Back in 2009/04/03 we wrote a nice comparative between LDA, LSI, and Vector Space theory. http://irthoughts.wordpress.com/2009/04/03/vector-space-probabilistic-lsi-and-lda/ LDA was also discussed by its creator (David Blei) at the 2006 IPAM’s Document Space Workshop (http://www.miislita.com/ipam/ipam-document-space-workshop.pdf ). Years before, in 8/25/2006, we wrote in an old asp-based blog a post about warning users against SEOs selling snakeoil in the form of SVD, LSI, and LDA arguments. The problem with these approaches is that they don’t scale well for the Web. I ended up that 2006 post with a prediction:
“At this point I got tired of highlighting more flaws in the claims of these search marketing firms. A sample list of the latest LSI myths is available for your perusal.
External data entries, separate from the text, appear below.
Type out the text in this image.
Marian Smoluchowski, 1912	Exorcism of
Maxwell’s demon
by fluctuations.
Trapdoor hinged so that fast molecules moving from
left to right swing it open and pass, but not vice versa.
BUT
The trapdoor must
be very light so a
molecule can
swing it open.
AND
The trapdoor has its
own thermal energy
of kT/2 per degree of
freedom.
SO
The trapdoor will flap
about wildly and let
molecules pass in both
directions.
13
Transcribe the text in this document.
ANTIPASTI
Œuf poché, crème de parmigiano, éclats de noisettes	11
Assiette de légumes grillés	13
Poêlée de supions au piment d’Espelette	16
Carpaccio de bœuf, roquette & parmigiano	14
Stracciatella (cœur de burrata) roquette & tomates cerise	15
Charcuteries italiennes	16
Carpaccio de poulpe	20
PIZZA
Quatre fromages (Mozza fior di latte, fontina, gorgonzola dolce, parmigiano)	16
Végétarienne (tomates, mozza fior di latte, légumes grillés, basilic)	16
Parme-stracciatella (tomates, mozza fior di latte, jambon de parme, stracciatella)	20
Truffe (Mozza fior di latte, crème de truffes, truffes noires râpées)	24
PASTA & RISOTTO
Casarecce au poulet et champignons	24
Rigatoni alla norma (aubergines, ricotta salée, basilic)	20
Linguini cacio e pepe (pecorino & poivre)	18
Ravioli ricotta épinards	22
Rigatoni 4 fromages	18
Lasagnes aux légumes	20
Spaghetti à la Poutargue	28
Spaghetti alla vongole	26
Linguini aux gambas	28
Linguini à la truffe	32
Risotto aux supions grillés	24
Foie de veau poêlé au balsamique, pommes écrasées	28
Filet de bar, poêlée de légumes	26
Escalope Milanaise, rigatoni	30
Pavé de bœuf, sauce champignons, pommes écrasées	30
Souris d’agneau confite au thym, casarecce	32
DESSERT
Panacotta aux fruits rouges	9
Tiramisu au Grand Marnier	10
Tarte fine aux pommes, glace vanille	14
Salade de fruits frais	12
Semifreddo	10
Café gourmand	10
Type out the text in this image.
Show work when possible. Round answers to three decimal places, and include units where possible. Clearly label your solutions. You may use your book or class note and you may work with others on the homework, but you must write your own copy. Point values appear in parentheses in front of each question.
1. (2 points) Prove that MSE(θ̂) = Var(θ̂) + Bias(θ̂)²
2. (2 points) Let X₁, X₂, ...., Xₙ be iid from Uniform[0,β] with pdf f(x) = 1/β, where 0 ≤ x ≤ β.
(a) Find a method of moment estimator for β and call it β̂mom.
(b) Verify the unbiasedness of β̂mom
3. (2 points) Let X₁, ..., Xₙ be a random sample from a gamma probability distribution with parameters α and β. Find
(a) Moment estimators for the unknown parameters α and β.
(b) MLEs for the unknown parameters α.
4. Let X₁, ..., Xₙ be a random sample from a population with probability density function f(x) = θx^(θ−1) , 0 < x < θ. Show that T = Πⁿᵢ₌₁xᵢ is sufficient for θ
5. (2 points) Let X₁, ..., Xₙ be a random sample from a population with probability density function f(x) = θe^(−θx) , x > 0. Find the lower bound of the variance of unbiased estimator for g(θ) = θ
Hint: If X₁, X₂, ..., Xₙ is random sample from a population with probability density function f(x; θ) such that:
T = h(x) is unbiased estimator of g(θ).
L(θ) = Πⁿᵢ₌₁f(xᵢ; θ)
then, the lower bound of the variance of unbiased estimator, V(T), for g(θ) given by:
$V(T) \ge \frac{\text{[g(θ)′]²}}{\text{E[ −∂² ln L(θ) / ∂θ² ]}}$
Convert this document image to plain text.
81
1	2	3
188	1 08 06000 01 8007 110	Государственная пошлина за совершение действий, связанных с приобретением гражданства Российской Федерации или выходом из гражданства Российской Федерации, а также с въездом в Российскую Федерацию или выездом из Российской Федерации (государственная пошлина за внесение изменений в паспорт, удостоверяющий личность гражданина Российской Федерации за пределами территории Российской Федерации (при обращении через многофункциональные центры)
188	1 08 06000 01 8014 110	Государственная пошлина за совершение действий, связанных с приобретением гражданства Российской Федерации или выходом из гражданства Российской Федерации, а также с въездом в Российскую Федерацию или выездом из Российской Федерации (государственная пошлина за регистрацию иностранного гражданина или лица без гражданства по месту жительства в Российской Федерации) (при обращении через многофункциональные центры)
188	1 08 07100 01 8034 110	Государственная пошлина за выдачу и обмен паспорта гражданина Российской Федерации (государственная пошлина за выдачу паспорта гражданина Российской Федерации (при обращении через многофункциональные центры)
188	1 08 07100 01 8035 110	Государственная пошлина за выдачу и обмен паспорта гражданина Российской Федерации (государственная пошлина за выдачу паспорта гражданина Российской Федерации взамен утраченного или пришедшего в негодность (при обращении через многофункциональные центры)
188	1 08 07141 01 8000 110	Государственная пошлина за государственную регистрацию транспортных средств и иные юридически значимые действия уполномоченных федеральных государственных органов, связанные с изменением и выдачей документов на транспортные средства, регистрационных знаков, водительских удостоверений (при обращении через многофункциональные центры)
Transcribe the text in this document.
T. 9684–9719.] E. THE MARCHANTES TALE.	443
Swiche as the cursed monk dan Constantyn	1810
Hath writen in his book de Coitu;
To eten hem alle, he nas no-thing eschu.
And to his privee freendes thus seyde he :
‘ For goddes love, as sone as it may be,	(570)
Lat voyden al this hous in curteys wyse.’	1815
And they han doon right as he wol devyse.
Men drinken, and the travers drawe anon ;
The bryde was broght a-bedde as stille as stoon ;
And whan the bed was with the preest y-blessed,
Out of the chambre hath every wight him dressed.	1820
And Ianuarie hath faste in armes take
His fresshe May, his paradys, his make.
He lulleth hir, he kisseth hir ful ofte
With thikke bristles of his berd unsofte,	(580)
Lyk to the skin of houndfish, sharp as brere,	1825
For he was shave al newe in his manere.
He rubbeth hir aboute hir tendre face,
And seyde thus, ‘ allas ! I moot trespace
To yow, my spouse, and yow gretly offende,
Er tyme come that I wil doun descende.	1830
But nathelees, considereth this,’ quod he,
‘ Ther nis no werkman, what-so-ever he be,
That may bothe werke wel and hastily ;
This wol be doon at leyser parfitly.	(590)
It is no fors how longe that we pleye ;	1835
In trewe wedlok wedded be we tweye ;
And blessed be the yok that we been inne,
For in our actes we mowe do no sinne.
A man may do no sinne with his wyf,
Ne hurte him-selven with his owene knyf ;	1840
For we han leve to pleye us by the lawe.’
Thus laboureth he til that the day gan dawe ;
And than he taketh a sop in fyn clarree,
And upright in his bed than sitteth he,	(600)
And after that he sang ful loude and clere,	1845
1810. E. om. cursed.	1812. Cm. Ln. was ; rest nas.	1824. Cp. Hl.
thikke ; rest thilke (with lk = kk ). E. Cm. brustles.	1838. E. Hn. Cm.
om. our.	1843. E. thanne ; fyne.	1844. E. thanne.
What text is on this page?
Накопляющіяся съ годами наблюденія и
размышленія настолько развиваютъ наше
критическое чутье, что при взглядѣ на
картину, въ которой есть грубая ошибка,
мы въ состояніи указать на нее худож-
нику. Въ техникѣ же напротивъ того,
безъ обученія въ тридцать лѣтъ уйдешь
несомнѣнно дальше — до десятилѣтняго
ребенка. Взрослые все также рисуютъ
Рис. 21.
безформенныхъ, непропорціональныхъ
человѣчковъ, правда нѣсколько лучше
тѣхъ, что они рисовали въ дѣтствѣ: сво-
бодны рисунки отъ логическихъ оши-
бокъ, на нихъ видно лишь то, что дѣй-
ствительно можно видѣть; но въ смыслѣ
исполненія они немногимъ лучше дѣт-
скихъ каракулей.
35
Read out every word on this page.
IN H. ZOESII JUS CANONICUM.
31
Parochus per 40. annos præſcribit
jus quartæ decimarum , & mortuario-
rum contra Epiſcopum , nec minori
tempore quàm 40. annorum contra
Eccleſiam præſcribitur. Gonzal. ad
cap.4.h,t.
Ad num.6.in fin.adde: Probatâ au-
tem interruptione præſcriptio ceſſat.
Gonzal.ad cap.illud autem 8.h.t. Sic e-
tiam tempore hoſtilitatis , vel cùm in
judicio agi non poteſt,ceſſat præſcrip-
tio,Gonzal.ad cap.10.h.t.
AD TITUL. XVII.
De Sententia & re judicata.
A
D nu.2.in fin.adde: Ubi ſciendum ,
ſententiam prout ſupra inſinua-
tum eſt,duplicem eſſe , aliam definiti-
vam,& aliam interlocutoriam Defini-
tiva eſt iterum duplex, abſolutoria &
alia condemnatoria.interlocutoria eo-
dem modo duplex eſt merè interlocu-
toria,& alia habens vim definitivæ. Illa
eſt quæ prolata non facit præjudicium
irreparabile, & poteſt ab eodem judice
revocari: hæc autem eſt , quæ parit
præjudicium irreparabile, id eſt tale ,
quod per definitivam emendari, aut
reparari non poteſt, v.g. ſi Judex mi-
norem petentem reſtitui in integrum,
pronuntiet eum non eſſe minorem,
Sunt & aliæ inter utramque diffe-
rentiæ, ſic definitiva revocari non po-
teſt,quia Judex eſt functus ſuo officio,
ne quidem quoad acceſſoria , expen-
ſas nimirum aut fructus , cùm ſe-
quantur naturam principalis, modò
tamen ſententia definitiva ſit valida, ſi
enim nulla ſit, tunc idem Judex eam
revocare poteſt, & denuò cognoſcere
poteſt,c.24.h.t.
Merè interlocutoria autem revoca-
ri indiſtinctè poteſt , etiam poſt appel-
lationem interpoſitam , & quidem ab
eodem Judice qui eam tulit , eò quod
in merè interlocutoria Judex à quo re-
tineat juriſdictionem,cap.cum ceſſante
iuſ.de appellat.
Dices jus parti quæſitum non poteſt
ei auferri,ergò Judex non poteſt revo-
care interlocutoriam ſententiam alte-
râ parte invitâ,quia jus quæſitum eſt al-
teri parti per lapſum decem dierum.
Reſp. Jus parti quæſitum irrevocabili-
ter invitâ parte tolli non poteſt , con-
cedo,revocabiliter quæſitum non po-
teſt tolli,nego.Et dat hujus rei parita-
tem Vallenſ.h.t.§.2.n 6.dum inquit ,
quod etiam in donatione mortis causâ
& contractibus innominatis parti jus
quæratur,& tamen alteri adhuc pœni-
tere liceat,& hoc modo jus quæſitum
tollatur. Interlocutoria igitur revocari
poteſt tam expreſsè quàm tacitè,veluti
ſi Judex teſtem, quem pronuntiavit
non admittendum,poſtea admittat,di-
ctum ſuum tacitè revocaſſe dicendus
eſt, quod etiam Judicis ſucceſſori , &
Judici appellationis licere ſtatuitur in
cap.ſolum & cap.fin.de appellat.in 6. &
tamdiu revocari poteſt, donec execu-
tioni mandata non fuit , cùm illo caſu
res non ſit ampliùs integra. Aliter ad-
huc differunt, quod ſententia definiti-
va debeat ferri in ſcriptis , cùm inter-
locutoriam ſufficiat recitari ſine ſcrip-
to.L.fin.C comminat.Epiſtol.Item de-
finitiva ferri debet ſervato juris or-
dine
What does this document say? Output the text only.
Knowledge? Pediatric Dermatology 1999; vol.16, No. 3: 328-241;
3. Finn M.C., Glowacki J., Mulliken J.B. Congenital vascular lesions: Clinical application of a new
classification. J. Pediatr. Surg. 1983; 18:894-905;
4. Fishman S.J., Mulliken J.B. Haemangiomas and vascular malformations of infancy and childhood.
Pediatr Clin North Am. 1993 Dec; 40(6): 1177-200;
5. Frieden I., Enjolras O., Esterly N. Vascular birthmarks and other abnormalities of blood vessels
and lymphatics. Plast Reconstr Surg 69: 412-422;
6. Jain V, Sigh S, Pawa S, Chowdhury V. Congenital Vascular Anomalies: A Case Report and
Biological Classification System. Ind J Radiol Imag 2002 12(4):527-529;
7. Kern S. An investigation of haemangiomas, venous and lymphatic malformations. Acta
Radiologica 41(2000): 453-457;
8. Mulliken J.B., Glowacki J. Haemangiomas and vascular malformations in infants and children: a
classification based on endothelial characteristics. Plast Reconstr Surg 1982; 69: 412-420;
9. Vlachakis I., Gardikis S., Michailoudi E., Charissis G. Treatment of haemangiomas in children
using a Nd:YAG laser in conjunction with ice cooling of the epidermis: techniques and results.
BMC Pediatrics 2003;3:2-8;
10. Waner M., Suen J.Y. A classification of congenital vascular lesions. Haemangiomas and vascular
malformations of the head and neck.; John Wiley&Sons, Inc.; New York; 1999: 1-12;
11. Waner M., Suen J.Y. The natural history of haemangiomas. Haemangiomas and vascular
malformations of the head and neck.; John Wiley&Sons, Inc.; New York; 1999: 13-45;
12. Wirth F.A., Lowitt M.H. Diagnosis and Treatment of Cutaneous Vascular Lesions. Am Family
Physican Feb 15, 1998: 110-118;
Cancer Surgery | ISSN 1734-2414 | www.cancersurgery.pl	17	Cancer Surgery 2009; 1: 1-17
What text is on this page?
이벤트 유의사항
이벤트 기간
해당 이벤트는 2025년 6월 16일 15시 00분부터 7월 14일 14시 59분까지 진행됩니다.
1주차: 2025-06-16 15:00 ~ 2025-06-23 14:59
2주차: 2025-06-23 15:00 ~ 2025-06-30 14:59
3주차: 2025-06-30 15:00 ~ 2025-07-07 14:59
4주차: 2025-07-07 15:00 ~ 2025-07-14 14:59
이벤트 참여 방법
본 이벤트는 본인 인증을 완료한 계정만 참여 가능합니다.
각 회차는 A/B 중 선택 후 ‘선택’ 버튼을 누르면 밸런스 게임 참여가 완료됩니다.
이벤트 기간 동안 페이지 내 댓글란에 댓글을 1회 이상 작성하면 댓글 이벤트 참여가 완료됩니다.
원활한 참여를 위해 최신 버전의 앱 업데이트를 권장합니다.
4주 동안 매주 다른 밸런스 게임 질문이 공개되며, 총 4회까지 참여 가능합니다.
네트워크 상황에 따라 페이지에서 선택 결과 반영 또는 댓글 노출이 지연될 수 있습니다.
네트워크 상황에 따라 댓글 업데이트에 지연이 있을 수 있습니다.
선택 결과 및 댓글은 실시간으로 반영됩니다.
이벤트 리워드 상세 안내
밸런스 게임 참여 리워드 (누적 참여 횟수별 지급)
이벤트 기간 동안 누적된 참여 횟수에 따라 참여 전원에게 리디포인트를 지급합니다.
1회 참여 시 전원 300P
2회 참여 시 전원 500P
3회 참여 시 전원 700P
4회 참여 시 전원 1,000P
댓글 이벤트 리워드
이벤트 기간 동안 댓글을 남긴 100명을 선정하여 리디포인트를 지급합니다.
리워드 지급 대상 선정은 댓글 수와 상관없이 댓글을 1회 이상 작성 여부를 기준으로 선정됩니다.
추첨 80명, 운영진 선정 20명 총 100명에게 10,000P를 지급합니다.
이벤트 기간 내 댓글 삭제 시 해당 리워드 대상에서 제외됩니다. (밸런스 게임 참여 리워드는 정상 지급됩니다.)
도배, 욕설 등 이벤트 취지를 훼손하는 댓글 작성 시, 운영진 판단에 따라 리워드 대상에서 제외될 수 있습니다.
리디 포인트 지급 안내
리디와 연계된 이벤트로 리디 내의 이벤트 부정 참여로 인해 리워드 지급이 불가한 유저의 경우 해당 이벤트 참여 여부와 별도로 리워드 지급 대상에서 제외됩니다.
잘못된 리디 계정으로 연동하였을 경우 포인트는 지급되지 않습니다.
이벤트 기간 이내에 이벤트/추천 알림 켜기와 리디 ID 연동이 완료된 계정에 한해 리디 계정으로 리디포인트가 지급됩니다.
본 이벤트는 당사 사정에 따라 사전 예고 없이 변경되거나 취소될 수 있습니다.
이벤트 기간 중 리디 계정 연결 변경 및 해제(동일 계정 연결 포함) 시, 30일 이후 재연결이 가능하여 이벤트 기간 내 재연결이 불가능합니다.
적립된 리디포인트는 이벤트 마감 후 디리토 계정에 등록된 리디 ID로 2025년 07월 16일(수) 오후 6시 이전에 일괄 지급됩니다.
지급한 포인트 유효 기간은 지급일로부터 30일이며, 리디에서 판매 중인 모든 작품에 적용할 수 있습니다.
Next stop for these snakeoil marketers? How about PCA (Principal Component Analysis) or LDA (Latent Dirichlet Allocation)?”
That post was eventually referenced in a rebuttal I posted at that cesspool of quacks known as seomoz and later fully reproduced at this blog in 2007/05/03 (http://irthoughts.wordpress.com/2007/05/03/latest-seo-incoherences-lsi/).
It was a matter of time for johnny-comes-late to “discover” LDA, the Niagara Falls and the Grand Canyon. Oh my God, what a “bombshell”.
Expect a new wave of marketers trying to game naïve cheerleaders and their clients with their latest crap.
Nothing new under the Sun. Will the next stop of these snakeoil marketers disguised as “scientists” be NMF? How about Diffusion Geometries?
One more thing, for those that really want to learn LDA: subscribe to Topic-Models at https://lists.cs.princeton.edu
This is a list forum on LDA run by David Blei and others. I’ve being subscribed for many years now and the discussion on the topic is really useful.